Playbook for the Brisbane G20 summit

Written by Mike Callaghan, Lowy Institute

Australia will chair the G20 for 12 months from 1 December 2013. It will be the largest international economic meeting ever held in Australia. This paper outlines the strategy, priorities and steps required for the Brisbane G20 summit to be a success – it is a ‘playbook’ for Australia’s G20 presidency.

Executive Summary

Click here to download "Playbook for the Brisbane G20 summit" from the Lowy Institute website.

It is important that the Brisbane G20 Leaders’ Summit be a success. It must help ‘reenergise’ the G20, because the world needs an effective G20. But there is more at stake for Australia. If the G20 is not effective, any alternative forum for international economic cooperation would likely exclude Australia.

For the Brisbane summit to be a success, Australia will need to improve the way the G20 works, define a focused agenda and directly engage leaders. A pragmatic, business-like approach is required. Most importantly, the Brisbane summit must achieve tangible, meaningful outcomes.

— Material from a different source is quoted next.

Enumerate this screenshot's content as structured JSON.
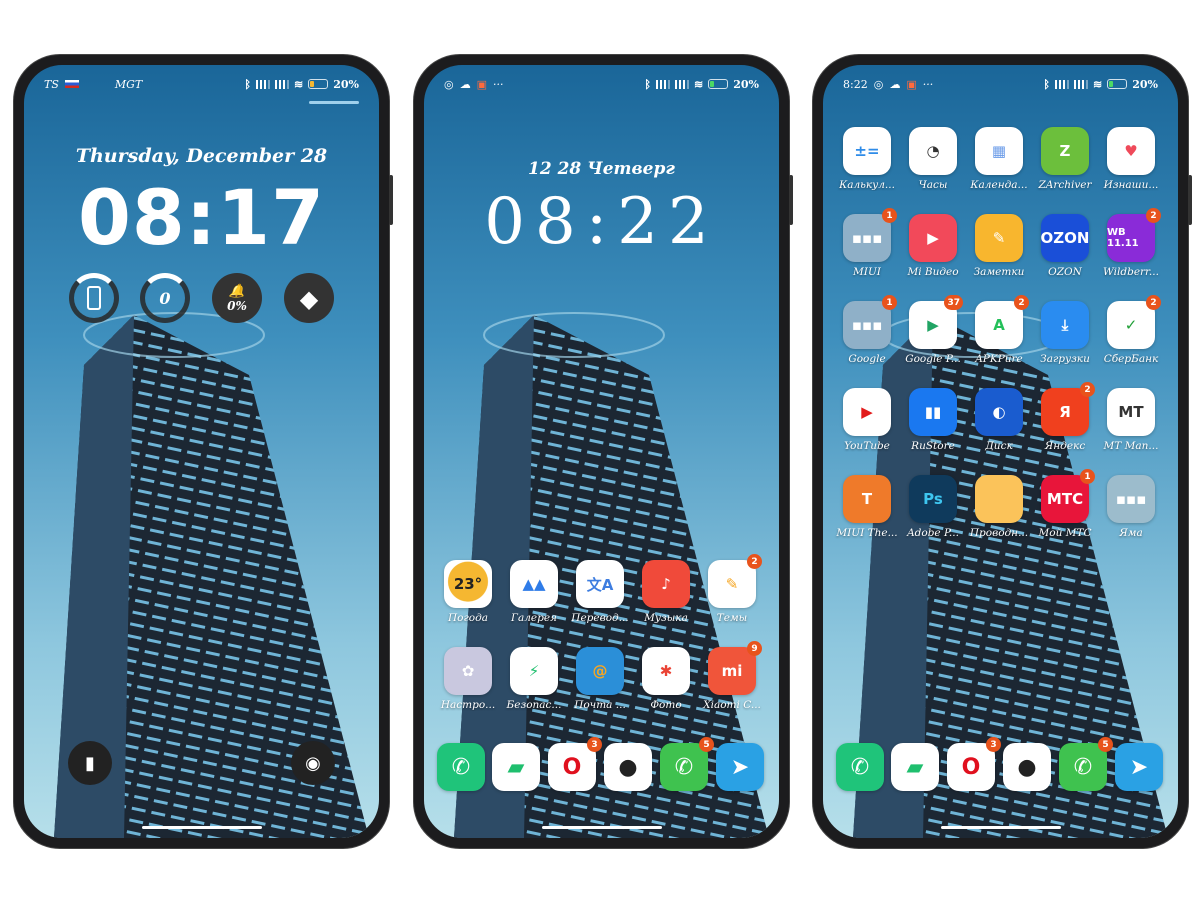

The overall objective should be to continue the quest for stronger, more sustainable and more equitable economic and jobs growth. To give substance to these objectives, the Brisbane summit must make progress on some difficult, but important, international economic issues. Priorities should include:

  • Developing a clearer, more consistent and more coordinated strategy for restoring global growth. The G20 no longer has a consistent growth narrative. An outcome from the Brisbane summit should be the ‘G20 Coordinated Growth Strategy’.
  • Breathing life into the multilateral trading system. In a world that may be dominated by mega-regional trading blocs, the Brisbane summit should begin the process of resurrecting the multilateral trading system.
  • Tackling climate change financing so as to build momentum for the climate change negotiations in 2015. The G20 cannot do the work of the United Nations Framework Convention on Climate Change (UNFCCC), but it has to get serious on climate change.
  • Delivering tangible progress on the international effort to combat tax evasion and avoidance. This was a major outcome from St. Petersburg and involved the endorsement of high-level principles. The ball has been passed to Australia and it has to show progress on what is a complex and contentious issue.
  • ‘Mainstreaming’ development into the G20 agenda and not treating it as an ‘add-on’.


To achieve outcomes in these areas will require a strategic game plan and a major, coordinated 12-month campaign. Australia will need a good ‘playbook’ for the Brisbane summit to be a success.